The ISO 13374 family of standards provides ways to process, communicate, and present data in a unified and interoperable way across different systems without vendors’ reliance. It consists of the following four parts:

  • Part 1: General guidelines for communicating and processing data
  • Part 2: Requirements for processing data
  • Part 3: Requirements for data communication
  • Part 4: Requirements for data presentation

The components of ISO 13374 are widely used by organizations that conduct vibration analysis to determine asset health.

3. ANSI TAPPI TIP 0305-34:2008

The ANSI TAPPI TIP 0305-34:2008 standard provides a practical approach for developing and maintaining useful maintenance checklists. It outlines the guidelines for organizations and maintenance personnel to create daily, weekly, and monthly maintenance checklists. Maintenance engineers can customize the lists depending on organizational needs, types of assets, and physical configurations, among other characteristics.

4. MIMOSA Open Information Standards

MIMOSA, a not-for-profit trade association, develops Operations and Maintenance (O&M) standards used in facilities such as facility management, fleet management, and manufacturing. The standards cover different aspects of data exchange and O&M systems integration. Operational managers also use them for data sharing and interoperability across other maintenance datasets.

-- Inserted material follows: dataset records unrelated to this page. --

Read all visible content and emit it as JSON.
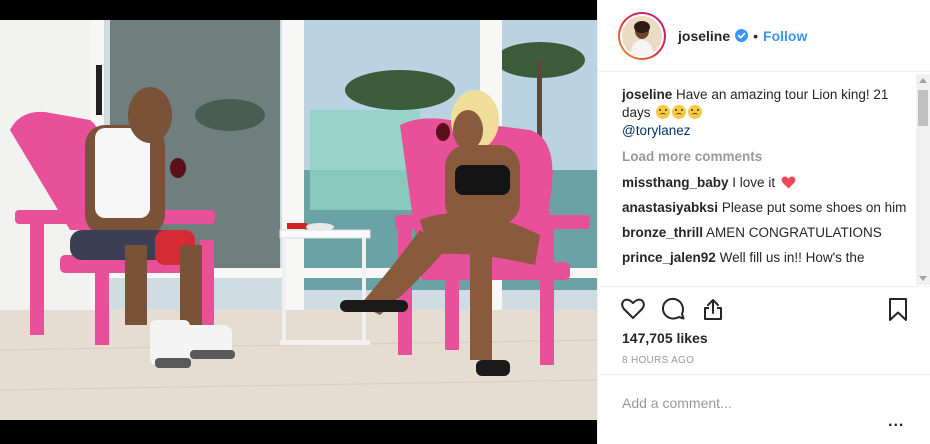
{
  "post": {
    "username": "joseline",
    "follow_label": "Follow",
    "separator": "•",
    "caption_user": "joseline",
    "caption_text": "Have an amazing tour Lion king! 21 days",
    "caption_mention": "@torylanez",
    "load_more": "Load more comments",
    "comments": [
      {
        "user": "missthang_baby",
        "text": "I love it"
      },
      {
        "user": "anastasiyabksi",
        "text": "Please put some shoes on him"
      },
      {
        "user": "bronze_thrill",
        "text": "AMEN CONGRATULATIONS"
      },
      {
        "user": "prince_jalen92",
        "text": "Well fill us in!! How's the"
      }
    ],
    "likes": "147,705 likes",
    "time_ago": "8 HOURS AGO",
    "add_comment_placeholder": "Add a comment...",
    "more_options": "..."
  },
  "colors": {
    "follow_blue": "#3897f0",
    "mention_blue": "#003569",
    "heart_red": "#ed4956",
    "chair_pink": "#e8509a"
  },
  "icons": [
    "verified-badge-icon",
    "heart-outline-icon",
    "comment-icon",
    "share-icon",
    "bookmark-icon",
    "red-heart-emoji",
    "face-emoji"
  ]
}
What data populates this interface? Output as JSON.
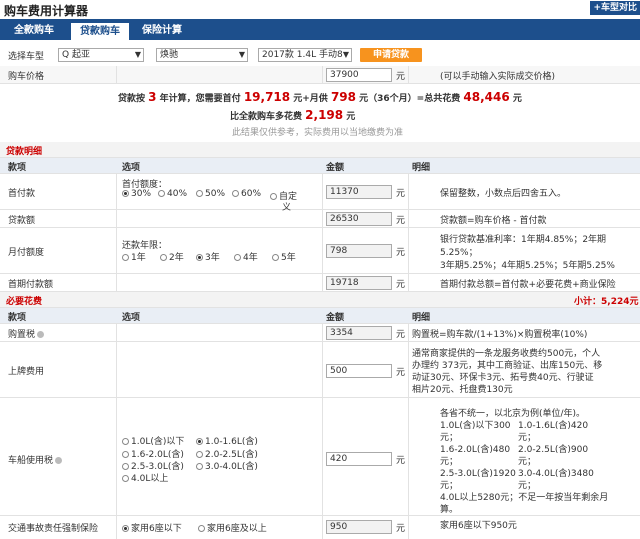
{
  "header": {
    "title": "购车费用计算器",
    "compare_label": "+车型对比"
  },
  "tabs": [
    "全款购车",
    "贷款购车",
    "保险计算"
  ],
  "selector": {
    "label": "选择车型",
    "brand": "Q 起亚",
    "series": "焕驰",
    "model": "2017款 1.4L 手动8",
    "apply_label": "申请贷款"
  },
  "price": {
    "label": "购车价格",
    "value": "37900",
    "unit": "元",
    "hint": "(可以手动输入实际成交价格)"
  },
  "summary": {
    "p1": "贷款按",
    "years": "3",
    "p2": "年计算，您需要首付",
    "down": "19,718",
    "p3": "元+月供",
    "monthly": "798",
    "p4": "元（36个月）=总共花费",
    "total": "48,446",
    "p5": "元",
    "more_p1": "比全款购车多花费",
    "more": "2,198",
    "more_p2": "元",
    "note": "此结果仅供参考，实际费用以当地缴费为准"
  },
  "loan": {
    "section": "贷款明细",
    "head": {
      "item": "款项",
      "option": "选项",
      "amount": "金额",
      "detail": "明细"
    },
    "down": {
      "label": "首付款",
      "sub": "首付额度：",
      "opts": [
        "30%",
        "40%",
        "50%",
        "60%",
        "自定",
        "义"
      ],
      "value": "11370",
      "unit": "元",
      "detail": "保留整数，小数点后四舍五入。"
    },
    "amount": {
      "label": "贷款额",
      "value": "26530",
      "unit": "元",
      "detail": "贷款额=购车价格 - 首付款"
    },
    "monthly": {
      "label": "月付额度",
      "sub": "还款年限：",
      "opts": [
        "1年",
        "2年",
        "3年",
        "4年",
        "5年"
      ],
      "value": "798",
      "unit": "元",
      "d1": "银行贷款基准利率：1年期4.85%；2年期",
      "d2": "5.25%；",
      "d3": "3年期5.25%；4年期5.25%；5年期5.25%"
    },
    "first": {
      "label": "首期付款额",
      "value": "19718",
      "unit": "元",
      "detail": "首期付款总额=首付款+必要花费+商业保险"
    }
  },
  "required": {
    "section": "必要花费",
    "subtotal_label": "小计：",
    "subtotal": "5,224元",
    "head": {
      "item": "款项",
      "option": "选项",
      "amount": "金额",
      "detail": "明细"
    },
    "tax": {
      "label": "购置税",
      "value": "3354",
      "unit": "元",
      "detail": "购置税=购车款/(1+13%)×购置税率(10%)"
    },
    "plate": {
      "label": "上牌费用",
      "value": "500",
      "unit": "元",
      "d1": "通常商家提供的一条龙服务收费约500元，个人",
      "d2": "办理约 373元，其中工商验证、出库150元、移",
      "d3": "动证30元、环保卡3元、拓号费40元、行驶证",
      "d4": "相片20元、托盘费130元"
    },
    "vtax": {
      "label": "车船使用税",
      "value": "420",
      "unit": "元",
      "opts": [
        "1.0L(含)以下",
        "1.0-1.6L(含)",
        "1.6-2.0L(含)",
        "2.0-2.5L(含)",
        "2.5-3.0L(含)",
        "3.0-4.0L(含)",
        "4.0L以上"
      ],
      "d0": "各省不统一，以北京为例(单位/年)。",
      "dl": [
        "1.0L(含)以下300",
        "元；",
        "1.6-2.0L(含)480",
        "元；",
        "2.5-3.0L(含)1920",
        "元；"
      ],
      "dr": [
        "1.0-1.6L(含)420",
        "元；",
        "2.0-2.5L(含)900",
        "元；",
        "3.0-4.0L(含)3480",
        "元；"
      ],
      "d5": "4.0L以上5280元；不足一年按当年剩余月",
      "d6": "算。"
    },
    "insure": {
      "label": "交通事故责任强制保险",
      "opts": [
        "家用6座以下",
        "家用6座及以上"
      ],
      "value": "950",
      "unit": "元",
      "detail": "家用6座以下950元"
    }
  }
}
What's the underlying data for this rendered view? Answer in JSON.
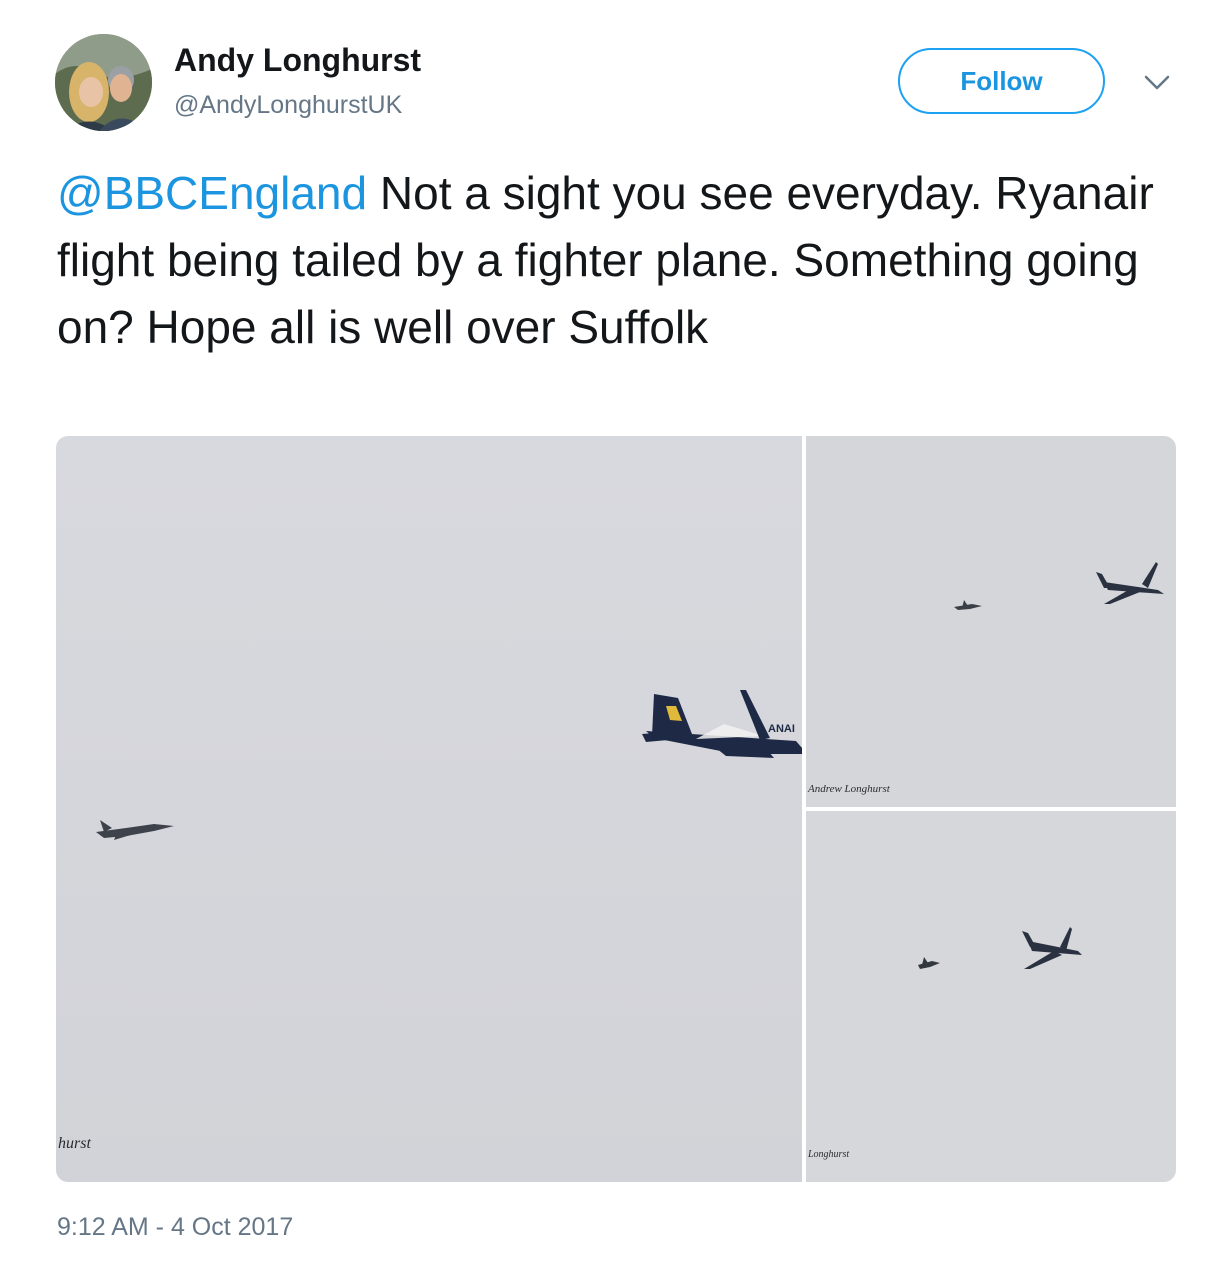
{
  "author": {
    "name": "Andy Longhurst",
    "handle": "@AndyLonghurstUK"
  },
  "actions": {
    "follow_label": "Follow"
  },
  "tweet": {
    "mention": "@BBCEngland",
    "text": " Not a sight you see everyday. Ryanair flight being tailed by a fighter plane. Something going on? Hope all is well over Suffolk",
    "airliner_livery_text": "ANAI",
    "photo_signatures": {
      "main": "hurst",
      "top": "Andrew Longhurst",
      "bottom": "Longhurst"
    }
  },
  "meta": {
    "timestamp": "9:12 AM - 4 Oct 2017"
  },
  "colors": {
    "accent": "#1da1f2",
    "link": "#1b95e0",
    "text_primary": "#14171a",
    "text_secondary": "#657786",
    "sky": "#d6d7db"
  },
  "icons": {
    "caret": "chevron-down-icon"
  }
}
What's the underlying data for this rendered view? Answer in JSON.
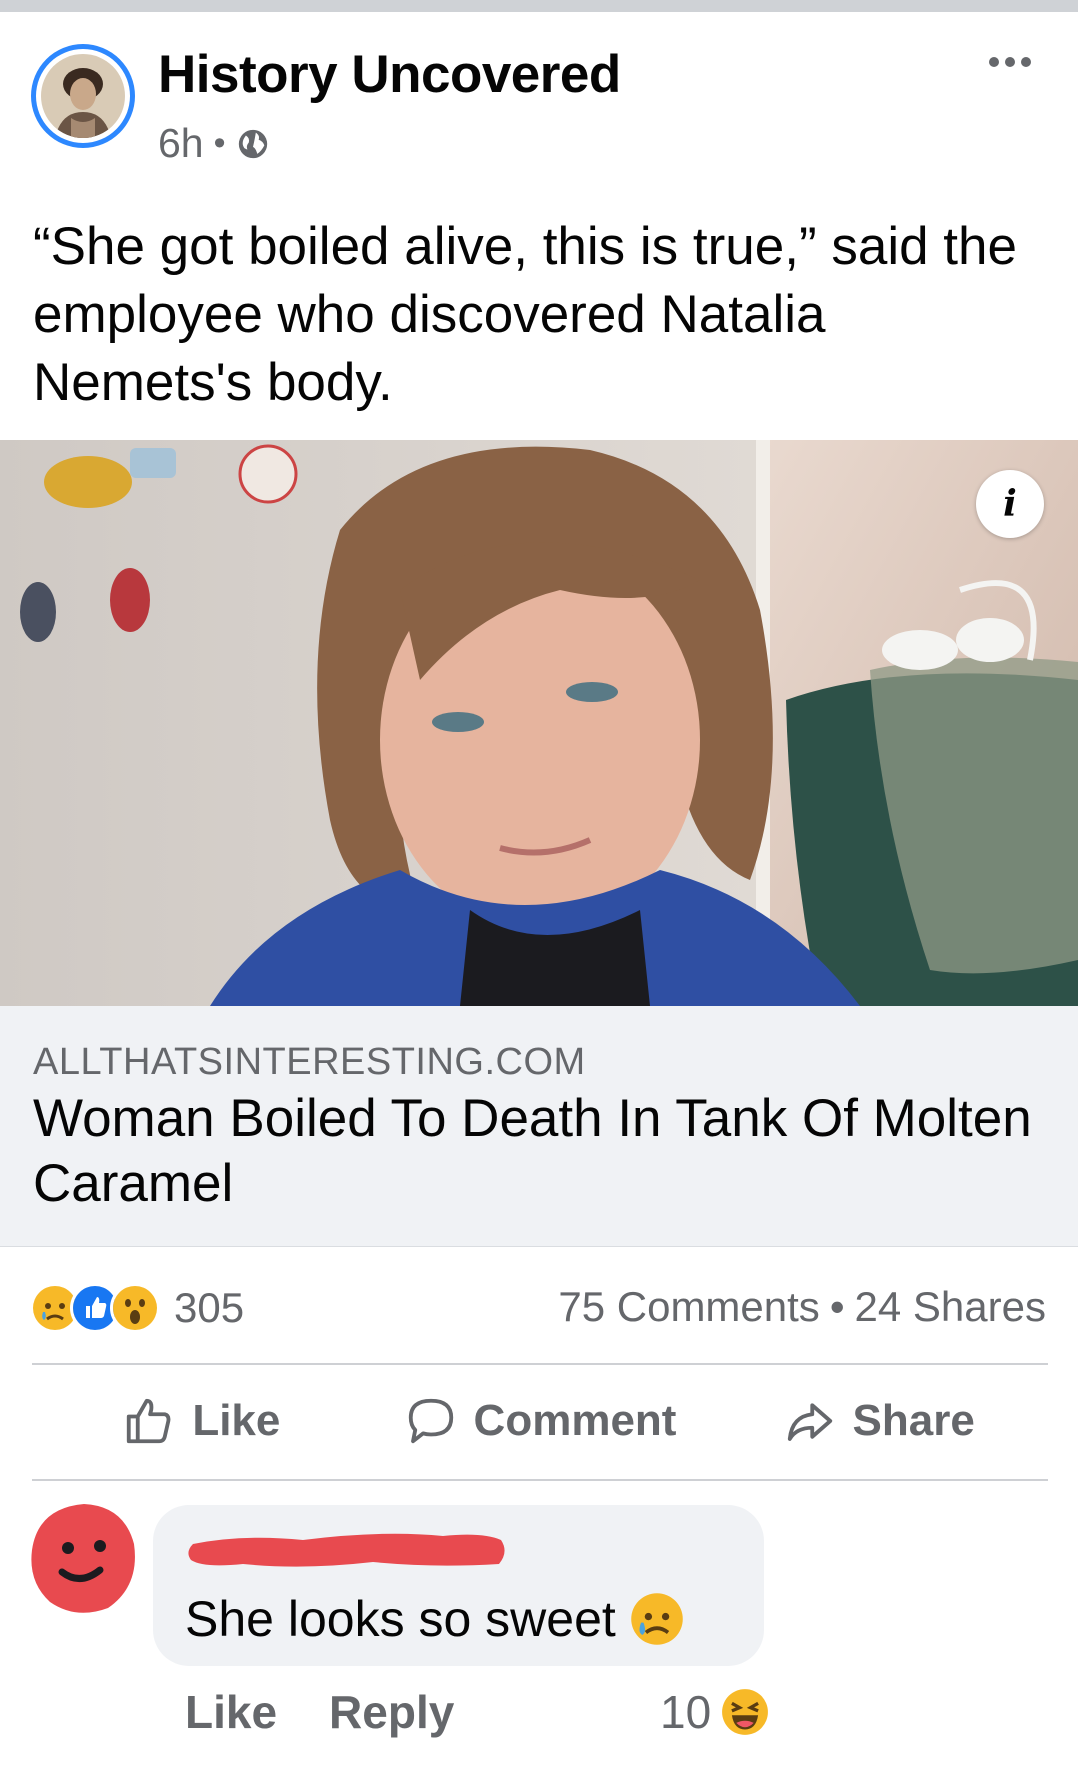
{
  "post": {
    "page_name": "History Uncovered",
    "time": "6h",
    "separator": "•",
    "caption": "“She got boiled alive, this is true,” said the employee who discovered Natalia Nemets's body."
  },
  "link": {
    "domain": "ALLTHATSINTERESTING.COM",
    "title": "Woman Boiled To Death In Tank Of Molten Caramel",
    "info_label": "i"
  },
  "engagement": {
    "reaction_icons": [
      "sad-reaction-icon",
      "like-reaction-icon",
      "wow-reaction-icon"
    ],
    "reaction_count": "305",
    "comments": "75 Comments",
    "separator": "•",
    "shares": "24 Shares"
  },
  "actions": {
    "like": "Like",
    "comment": "Comment",
    "share": "Share"
  },
  "comment": {
    "text": "She looks so sweet",
    "like": "Like",
    "reply": "Reply",
    "reaction_count": "10"
  },
  "colors": {
    "accent_blue": "#2d88ff",
    "muted_text": "#65676b",
    "link_box_bg": "#f0f2f5",
    "redaction_red": "#e84a4f"
  }
}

5. Industrial Internet Consortium Reference Architecture

The Industrial Internet Consortium Reference Architecture (IIRA) is at the forefront of digitizing the maintenance industry. It outlines the principles for structuring and integrating Industrial Internet applications in maintenance. Industrial internet systems are used in sectors such as manufacturing, transportation, healthcare, and energy. The IIRA standard outlines guidelines for developing flexible, interoperable maintenance applications. It defines the requirement for connectivity and data representation and distribution. 

6. SAE JA1011 Standard

The SAE JA1011 standard was initially developed to improve the reliability of assets and safety in the commercial aviation industry. It has been expanded and used in other sectors as well. Today, it’s referred to as the Reliability-Centered Maintenance (RCM) process.


The maintenance industry employs several standards to maintain safe, efficient, and reliable operations. The above list of standards isn’t exhaustive but does include the most commonly utilized standards right now. However, maintenance standards are always evolving. As organizational maintenance needs and data mediums change, teams must continually adapt their approaches. Such flexibility enables maintenance departments to determine which standards are most applicable to their unique needs.